What does this mean to traders?

The standard recommendation is for traders to own the process of HS classification for their products. It must be mentioned that any erroneous HS code used for import may result in a penalty or fine from Customs. It is also possible for Customs to claw back any short paid duties for past imports – with interest owed. Traders must also realise that the regulatory liabilities always rest with the importer, not the broker, regardless of any contractual agreements in place.

However, if you really must outsource HS classification of your imports to a Customs broker, you need to do due diligence in ensuring that they are able to classify your products accurately.

Here’s a few ways traders can drive quality in the HS classification of their products:

  1. Check if the person/s doing HS classification for your imports has:
    1. received formal training in HS classification
    2. experience in classifying products in your industry
    3. has had his/her classification audited by Customs in the past
  2. Train your broker to understand your products
    1. give them all relevant technical documents
    2. proactively engage them for questions
    3. conduct refresher product trainings every year
  3. Ensure your broker has access to basic resources necessary for HS classification
    1. WCO’s Explanatory notes (this is a must have)
    2. WCO’s Compendium of Classification Opinions (this is a bonus)
    3. Latest version of the local tariff book (a must have!)

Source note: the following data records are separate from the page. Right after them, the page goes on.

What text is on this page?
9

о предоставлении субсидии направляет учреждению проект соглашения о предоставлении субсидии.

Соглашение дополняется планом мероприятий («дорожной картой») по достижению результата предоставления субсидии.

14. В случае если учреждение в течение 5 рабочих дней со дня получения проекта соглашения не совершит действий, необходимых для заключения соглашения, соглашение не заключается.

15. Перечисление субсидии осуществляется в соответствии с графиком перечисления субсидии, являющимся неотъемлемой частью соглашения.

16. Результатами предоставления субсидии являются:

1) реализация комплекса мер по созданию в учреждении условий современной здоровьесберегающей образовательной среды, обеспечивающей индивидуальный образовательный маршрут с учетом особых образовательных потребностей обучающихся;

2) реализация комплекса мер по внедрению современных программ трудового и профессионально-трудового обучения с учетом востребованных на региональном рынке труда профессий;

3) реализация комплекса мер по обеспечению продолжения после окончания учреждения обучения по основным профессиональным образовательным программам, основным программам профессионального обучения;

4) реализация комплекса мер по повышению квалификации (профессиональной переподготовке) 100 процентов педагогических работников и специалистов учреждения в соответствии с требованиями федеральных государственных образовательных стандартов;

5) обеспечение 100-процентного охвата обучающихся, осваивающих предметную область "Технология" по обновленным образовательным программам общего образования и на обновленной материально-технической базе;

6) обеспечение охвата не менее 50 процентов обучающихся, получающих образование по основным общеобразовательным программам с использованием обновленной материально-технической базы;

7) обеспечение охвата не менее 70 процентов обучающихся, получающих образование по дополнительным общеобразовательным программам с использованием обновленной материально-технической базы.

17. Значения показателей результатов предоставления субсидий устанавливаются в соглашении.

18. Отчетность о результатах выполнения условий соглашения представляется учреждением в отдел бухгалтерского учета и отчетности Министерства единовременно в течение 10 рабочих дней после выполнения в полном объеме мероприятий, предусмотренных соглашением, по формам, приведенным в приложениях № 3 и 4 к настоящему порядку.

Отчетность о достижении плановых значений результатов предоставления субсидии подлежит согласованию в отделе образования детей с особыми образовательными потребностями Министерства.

Businesses should also have the HS classifications of brokers independently audited at least annually to ensure that the tariff codes used will stand up to some level of scrutiny; i.e. nothing should be glaringly wrong.

A brief note on how this survey was conducted.

All participants interviewed were aware that their responses would be used anonymously in conduct of an industry study. Based on responses received from participants, the Globalior interview team assigned values between 0 – 5 to draw final conclusions. It is not recommended to take this survey as an accurate reflection of industry standards.